For the Wild, only Mikko Koivu is left from the 2008 team that lost to Colorado. Even the 2014 team a few years ago only boasts Koivu, Zach Parise, Ryan Suter, Jared Spurgeon and Jonas Brodin as players that remain.

“There’s players coming and going so often,” Walz said. “You don’t see guys playing in one spot their whole careers anymore. You very rarely see it.”

Recent rivals Ryan Suter and Nathan MacKinnon go head-to-head in a corner battle during Minnesota’s 3-2 win over Colorado on Thursday night at Xcel Energy Center. MacKinnon was limited to a single assist. (MHM Photo / Rick Olson)

But Walz suggests that it’s not so much a rivalry with a certain team as it is a different way of looking at things. The Wild will look at the Avalanche and the specifics of how to beat them, for instance.

“It’s Nathan MacKinnon. ‘How can we try to keep him off the scoreboard to give ourselves a chance to win?’” Walz said.

The Wild didn’t keep MacKinnon off the sheet completely on Thursday  – he had an assist on the first of two Colorado goals from Cale Makar – but the overall goal was accomplished with the Wild win. A little payback for a 4-2 Wild loss in Denver back on Oct. 5.

Mats Zuccarello and Jordan Greenway scored goals 53 seconds apart early in the second period for a 2-0 lead before Makar tied it later in the period. Jason Zucker scored the game-winner about halfway through the third period. Stalock made 27 saves for his second consecutive victory; he’s 5-3-0.

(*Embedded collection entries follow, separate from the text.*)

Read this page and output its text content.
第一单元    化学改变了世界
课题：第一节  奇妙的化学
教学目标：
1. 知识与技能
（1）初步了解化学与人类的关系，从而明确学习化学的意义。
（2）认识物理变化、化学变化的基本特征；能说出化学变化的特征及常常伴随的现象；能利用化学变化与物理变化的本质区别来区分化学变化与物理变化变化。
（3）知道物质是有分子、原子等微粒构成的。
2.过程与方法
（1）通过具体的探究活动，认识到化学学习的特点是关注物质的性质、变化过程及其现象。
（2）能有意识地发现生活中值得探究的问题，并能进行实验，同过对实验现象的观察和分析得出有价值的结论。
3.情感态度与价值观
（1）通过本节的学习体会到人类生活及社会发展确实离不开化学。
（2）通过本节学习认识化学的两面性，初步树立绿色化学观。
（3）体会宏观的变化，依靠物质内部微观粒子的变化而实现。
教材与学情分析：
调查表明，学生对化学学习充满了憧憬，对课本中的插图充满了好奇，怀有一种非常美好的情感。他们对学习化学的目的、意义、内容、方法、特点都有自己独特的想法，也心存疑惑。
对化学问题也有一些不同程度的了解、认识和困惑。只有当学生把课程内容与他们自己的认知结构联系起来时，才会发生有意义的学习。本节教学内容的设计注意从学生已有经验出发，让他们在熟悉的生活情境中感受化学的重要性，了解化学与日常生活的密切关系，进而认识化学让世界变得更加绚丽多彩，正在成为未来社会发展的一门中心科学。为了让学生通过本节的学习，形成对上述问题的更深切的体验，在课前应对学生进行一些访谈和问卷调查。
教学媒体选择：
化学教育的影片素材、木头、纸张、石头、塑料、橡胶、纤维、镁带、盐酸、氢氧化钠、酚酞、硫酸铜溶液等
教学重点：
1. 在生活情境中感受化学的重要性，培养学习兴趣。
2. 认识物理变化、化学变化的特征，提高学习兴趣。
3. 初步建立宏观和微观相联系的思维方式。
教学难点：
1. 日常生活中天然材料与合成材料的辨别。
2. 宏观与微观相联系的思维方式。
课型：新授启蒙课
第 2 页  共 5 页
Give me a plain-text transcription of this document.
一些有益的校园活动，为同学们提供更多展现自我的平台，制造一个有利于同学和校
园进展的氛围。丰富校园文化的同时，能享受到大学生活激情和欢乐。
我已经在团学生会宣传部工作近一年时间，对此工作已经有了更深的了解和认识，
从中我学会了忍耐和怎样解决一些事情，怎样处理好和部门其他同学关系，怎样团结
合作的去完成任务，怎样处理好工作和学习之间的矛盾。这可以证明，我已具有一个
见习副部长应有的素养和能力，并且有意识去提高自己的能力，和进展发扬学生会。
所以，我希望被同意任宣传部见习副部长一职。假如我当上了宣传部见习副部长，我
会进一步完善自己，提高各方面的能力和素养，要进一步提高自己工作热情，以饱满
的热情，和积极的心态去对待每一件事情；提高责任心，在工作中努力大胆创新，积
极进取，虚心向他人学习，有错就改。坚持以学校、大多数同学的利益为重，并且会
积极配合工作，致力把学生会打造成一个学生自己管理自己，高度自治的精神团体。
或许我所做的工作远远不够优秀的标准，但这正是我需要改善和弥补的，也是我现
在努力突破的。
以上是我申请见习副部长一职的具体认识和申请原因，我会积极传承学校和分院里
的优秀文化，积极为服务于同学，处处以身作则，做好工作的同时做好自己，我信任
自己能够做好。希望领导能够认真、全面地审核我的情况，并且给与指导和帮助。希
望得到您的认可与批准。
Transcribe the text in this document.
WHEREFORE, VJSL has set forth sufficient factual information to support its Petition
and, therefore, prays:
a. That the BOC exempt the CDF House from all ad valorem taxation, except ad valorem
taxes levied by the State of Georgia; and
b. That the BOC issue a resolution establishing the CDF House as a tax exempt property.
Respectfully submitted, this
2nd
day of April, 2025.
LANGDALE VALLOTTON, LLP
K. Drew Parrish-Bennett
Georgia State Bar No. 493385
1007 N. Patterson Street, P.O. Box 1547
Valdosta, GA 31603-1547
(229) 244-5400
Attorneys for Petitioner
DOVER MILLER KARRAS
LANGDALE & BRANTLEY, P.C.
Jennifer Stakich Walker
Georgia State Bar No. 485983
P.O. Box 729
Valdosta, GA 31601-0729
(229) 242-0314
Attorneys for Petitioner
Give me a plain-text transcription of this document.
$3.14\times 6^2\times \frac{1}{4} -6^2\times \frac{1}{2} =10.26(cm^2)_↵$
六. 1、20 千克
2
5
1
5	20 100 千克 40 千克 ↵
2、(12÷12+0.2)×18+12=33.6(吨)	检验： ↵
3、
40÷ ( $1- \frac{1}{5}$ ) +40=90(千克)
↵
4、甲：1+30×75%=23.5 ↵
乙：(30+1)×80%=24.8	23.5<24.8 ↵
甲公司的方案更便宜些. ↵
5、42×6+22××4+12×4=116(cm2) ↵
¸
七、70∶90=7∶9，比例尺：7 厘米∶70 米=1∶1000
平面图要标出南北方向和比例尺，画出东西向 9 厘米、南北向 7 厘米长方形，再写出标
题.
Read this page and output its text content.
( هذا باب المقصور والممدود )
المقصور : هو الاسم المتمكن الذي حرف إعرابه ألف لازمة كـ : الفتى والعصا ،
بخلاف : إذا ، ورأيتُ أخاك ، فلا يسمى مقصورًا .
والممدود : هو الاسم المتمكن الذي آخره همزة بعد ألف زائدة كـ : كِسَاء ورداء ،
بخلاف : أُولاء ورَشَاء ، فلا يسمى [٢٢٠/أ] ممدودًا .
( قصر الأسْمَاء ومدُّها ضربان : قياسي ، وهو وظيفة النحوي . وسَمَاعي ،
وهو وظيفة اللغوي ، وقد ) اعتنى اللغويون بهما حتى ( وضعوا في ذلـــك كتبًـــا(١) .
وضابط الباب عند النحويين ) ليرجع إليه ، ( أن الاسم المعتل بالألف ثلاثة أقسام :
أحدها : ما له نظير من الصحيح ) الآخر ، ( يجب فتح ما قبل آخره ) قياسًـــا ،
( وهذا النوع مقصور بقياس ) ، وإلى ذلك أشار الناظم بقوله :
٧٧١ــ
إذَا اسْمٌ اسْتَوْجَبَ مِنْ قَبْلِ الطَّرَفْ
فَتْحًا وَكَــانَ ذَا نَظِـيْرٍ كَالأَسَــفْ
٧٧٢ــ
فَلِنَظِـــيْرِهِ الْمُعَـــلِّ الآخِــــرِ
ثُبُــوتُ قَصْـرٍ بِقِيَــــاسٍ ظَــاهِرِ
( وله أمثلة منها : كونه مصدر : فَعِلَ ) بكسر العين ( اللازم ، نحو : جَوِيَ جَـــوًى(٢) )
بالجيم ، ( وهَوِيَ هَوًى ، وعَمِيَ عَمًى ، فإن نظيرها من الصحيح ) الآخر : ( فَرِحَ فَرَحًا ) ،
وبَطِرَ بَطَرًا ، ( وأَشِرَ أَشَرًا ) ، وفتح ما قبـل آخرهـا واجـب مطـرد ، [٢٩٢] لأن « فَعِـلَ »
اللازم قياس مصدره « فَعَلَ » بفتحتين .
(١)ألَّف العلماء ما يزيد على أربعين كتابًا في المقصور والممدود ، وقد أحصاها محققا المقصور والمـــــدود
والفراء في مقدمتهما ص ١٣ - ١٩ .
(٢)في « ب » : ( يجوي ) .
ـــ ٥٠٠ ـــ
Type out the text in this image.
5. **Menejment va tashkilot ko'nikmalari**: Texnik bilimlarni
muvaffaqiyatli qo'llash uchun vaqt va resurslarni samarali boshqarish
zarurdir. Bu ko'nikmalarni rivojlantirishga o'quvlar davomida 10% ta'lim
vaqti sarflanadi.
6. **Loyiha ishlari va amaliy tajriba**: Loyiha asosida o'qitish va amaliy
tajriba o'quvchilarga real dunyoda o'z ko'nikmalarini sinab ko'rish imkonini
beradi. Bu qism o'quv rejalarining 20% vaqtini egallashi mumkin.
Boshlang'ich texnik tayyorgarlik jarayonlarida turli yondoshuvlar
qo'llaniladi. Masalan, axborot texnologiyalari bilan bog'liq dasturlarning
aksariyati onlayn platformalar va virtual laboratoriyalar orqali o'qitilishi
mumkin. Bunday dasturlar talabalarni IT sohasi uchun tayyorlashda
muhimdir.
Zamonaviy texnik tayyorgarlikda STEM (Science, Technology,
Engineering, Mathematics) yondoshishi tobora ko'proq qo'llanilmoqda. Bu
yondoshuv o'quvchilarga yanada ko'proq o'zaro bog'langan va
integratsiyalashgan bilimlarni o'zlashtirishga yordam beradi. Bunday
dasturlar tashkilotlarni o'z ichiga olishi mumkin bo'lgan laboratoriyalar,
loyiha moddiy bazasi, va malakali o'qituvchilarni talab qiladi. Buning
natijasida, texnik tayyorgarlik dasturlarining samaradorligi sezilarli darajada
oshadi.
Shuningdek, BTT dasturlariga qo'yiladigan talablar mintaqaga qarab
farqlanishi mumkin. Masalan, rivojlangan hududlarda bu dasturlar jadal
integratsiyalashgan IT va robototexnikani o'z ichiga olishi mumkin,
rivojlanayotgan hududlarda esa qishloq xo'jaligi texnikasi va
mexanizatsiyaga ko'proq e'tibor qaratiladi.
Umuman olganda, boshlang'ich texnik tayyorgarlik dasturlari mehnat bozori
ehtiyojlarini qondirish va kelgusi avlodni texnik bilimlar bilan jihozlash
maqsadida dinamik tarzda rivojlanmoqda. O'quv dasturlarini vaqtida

“I think we did everything we could tonight,” Greenway said. “Everyone contributed. Al (Stalock) played great. Everyone did their roles, which led to the win.

With the Wild swimming near the basement on the NHL standings, a playoff meeting between these two might not be on the horizon for a while. Even with a disappointing start to the season for the Wild, momentum can always shift on a dime. Walz remembers that from when the team was staring at three potential elimination games against Colorado back in 2003.

Following the game-four loss, the Wild had a bad practice before leaving for Colorado and “our coaches weren’t happy,” Walz recalled. They had a team dinner/meeting the following night to discuss matters with coach Jacques Lemaire and then-general manager Doug Risebrough, who did 90 percent of the talking, according to Walz. Risebrough talked about his years as a player and winning Stanley Cups with the Montreal Canadiens.

“The one thing that stuck out to me in this conversation, when he spoke for about a half an hour, was how momentum can change a series instantly,” Walz said. “Winning one game can kind of get the ball rolling.

“I remember walking out of the meeting that night in the hotel. Honestly, I’m not just saying this, I really couldn’t wait for the game to start. I wanted to walk over to Pepsi Center that night and play.”

The Wild came back with a trio of 3-2 victories in games five through seven, with the last two coming in overtime on goals from Richard Park and Andrew Brunette.

The Wild haven’t been back to the Conference Finals since 2003.

Perhaps it can serve as motivation for the current Wild team, to inspire the younger generation of kids, like Stalock during that magical run.

“It’s, I think, what a lot of guys in here want to do for the kids watching now,” Stalock said. “They can have the memory and say, ‘I remember when you guys did this.’ So I think that’s our goal.”